Jeremy Hunt has not exactly hit it off with GPs since he became health secretary 11 months ago.
Just over a month after making the switch from culture secretary to replace Andrew Lansley, he signed off and imposed deeply unpopular changes to the 2013/14 GMS contract when talks broke down.
His recent comments about 'taking on the GP contract' in the out-of-hours row were seen by many as a criticism of the profession.
But in an exclusive interview with GP magazine at his Whitehall office, Mr Hunt is keen to make amends with GPs, who he claims he 'took great trouble' not to offend.
'I am the biggest fan of GPs,' he says. 'I really am.'
'I think that one of the biggest strengths of the NHS is our strong tradition of primary care and general practice is at the heart of that.'
Sitting next to framed photographs of him meeting former governor of California Arnold Schwarzenegger and the former Pope Benedict, Mr Hunt is keen to emphasise his commitment to, and willingness to invest in, the profession.
|Profile - Jeremy Hunt|
'We definitely need to increase the amount of resource going into primary care, we definitely need to increase the capacity of primary care and we definitely need to increase the number of GPs, without doubt.'
He is predictably light on detail when asked how the government will achieve this.
'We have protected the NHS budget, which has meant that other government departments have had much bigger cuts,' he says.
Critics, of course, say protection of the NHS budget has added up to real-terms cuts. But Mr Hunt says he is determined to make sure that resources follow patients out of hospital settings, 'something that has eluded governments for many, many years'.
He adds: 'Unless we invest in primary care, unless we invest in what GPs can deliver in terms of being the linchpin of joined up, integrated services for vulnerable older people, then we are never going to make the NHS sustainable.'
He acknowledges that GP workload levels are high and is adamant that he is not asking them to do more.
But he does want them to return to delivering more 'personalised' care.
'I think most GPs in their hearts find it difficult to deliver the personalised care they would like to,' he says.
He wants GPs to take a more 'pro-active' role in the care of the vulnerable elderly, which he hopes will create efficiencies across the whole of the NHS, because they are the people who use it most.
GPs in England could soon be facing this extra responsibility. A DH consultation on making GPs the named clinicians accountable for the care of vulnerable older people after they leave hospital will be completed on 27 September.

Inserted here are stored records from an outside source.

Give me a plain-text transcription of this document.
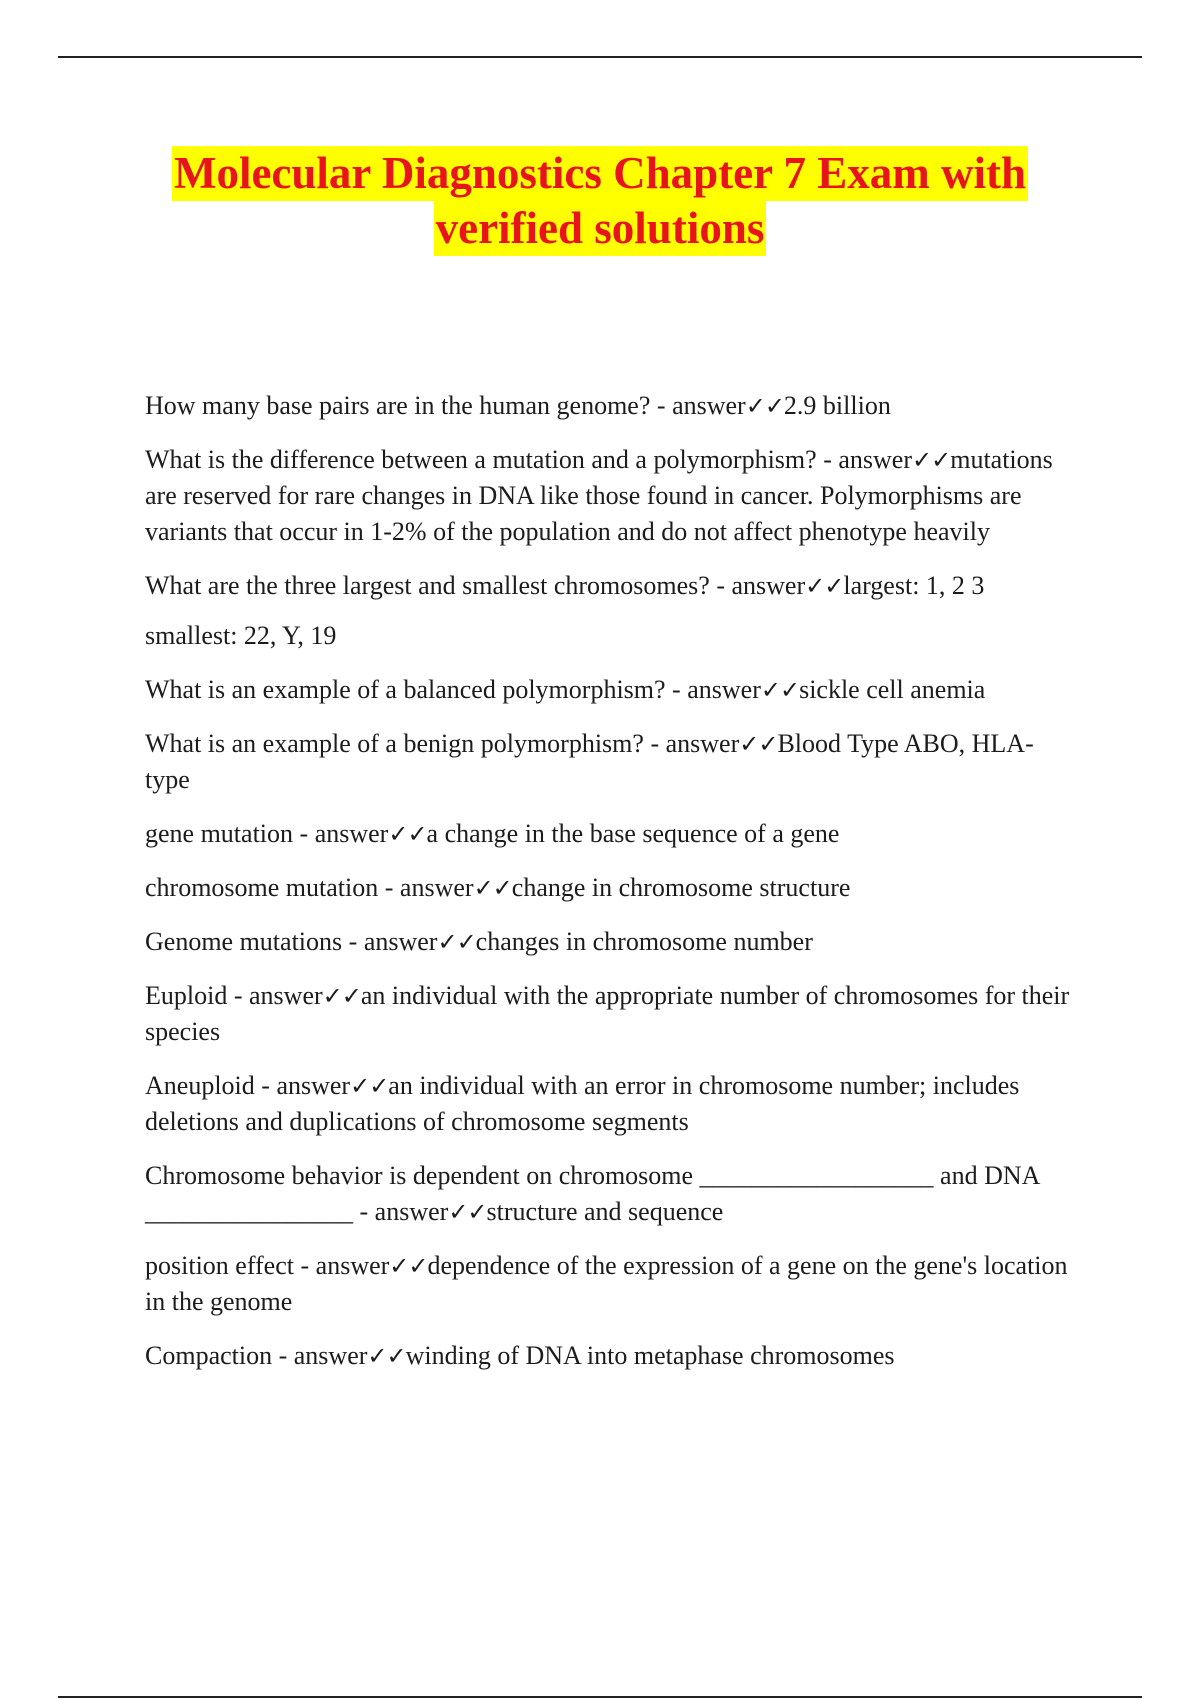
Molecular Diagnostics Chapter 7 Exam with
verified solutions
How many base pairs are in the human genome? - answer✓✓2.9 billion
What is the difference between a mutation and a polymorphism? - answer✓✓mutations are reserved for rare changes in DNA like those found in cancer. Polymorphisms are variants that occur in 1-2% of the population and do not affect phenotype heavily
What are the three largest and smallest chromosomes? - answer✓✓largest: 1, 2 3
smallest: 22, Y, 19
What is an example of a balanced polymorphism? - answer✓✓sickle cell anemia
What is an example of a benign polymorphism? - answer✓✓Blood Type ABO, HLA-type
gene mutation - answer✓✓a change in the base sequence of a gene
chromosome mutation - answer✓✓change in chromosome structure
Genome mutations - answer✓✓changes in chromosome number
Euploid - answer✓✓an individual with the appropriate number of chromosomes for their species
Aneuploid - answer✓✓an individual with an error in chromosome number; includes deletions and duplications of chromosome segments
Chromosome behavior is dependent on chromosome __________________ and DNA ________________ - answer✓✓structure and sequence
position effect - answer✓✓dependence of the expression of a gene on the gene's location in the genome
Compaction - answer✓✓winding of DNA into metaphase chromosomes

'In some ways, GP surgeries beat to the same rhythm as A&E,' he says. 'We have crowded out the possibility of actually checking up on somebody who may have been discharged from hospital that day or who you know has a complex long-term condition and may be vulnerable.
'That is why I think we need to ask whether we can do something to rediscover the traditional role of a family doctor in a modern context.'
He wants his legacy to be a 'transformation in the role of GPs', to free them up to spend longer with their older, vulnerable patients and to ease the bureaucracy they face.
One vehicle he has in his sights to liberate GPs from bureaucracy is their contract.
'I wouldn't want those changes to the GP contract (made this year) to be the last word because I think that we need a more fundamental rethink about whether that GP contract is achieving things it was set out to achieve in 2004 and whether it allows GPs to have that personal relationship with people on their list that I think is at the heart of what general practice is about.'
He acknowledges that box ticking and targets for GPs have risen under his leadership and admits that it is 'something we need to look at'.
He says he would be 'incredibly proud' if his legacy was to 'create structures' that allowed GPs to return to having the time for personalised care.
'The structures we have created, the QOF, the DES, the LES, make it really difficult for GPs to have that personal relationship and to have the time to spend proactively thinking about the most vulnerable people on their lists and what they need.'
GPs are still nervous about the looming changes to out-of-hours that are in the pipeline for England.
But Mr Hunt reassures GPs that any changes will not result in a return to them having 24-hour responsibility for all patients on their lists.
'I don't think we can go back to GPs being on call at weekends, they have families, they work very hard and I recognise those days are gone.
'But I would like to see GPs taking more responsibility, particularly for the frail elderly, the most vulnerable people on their lists and for making sure they are able to access care in an urgent or emergency situation out-of-hours.
'How we do that is something we need to discuss and may involve changes to the GP contract.'
He defends his remarks about the 2004 GP contract being responsible for rising pressures on A&E. 'The last thing it was, was a criticism of the profession,' he argues.
'I took great trouble to say that I think GPs work very hard, they have very long days and I think they have a very pressured job.
'This is not about asking GPs to work harder because I don't think they have the capacity to do that.'
'This government has done a lot for GPs and we will do more,' he says, pointing to the decision to set up GP-led CCGs as evidence of this.
'It is a huge misconception to characterise this government as anything other than strongly supporting the role of GPs.'
Many GPs will struggle to agree with that. But the real test of the extent to which Mr Hunt is GPs' biggest fan could come later this year, when talks on the 2014/15 GP contract commence.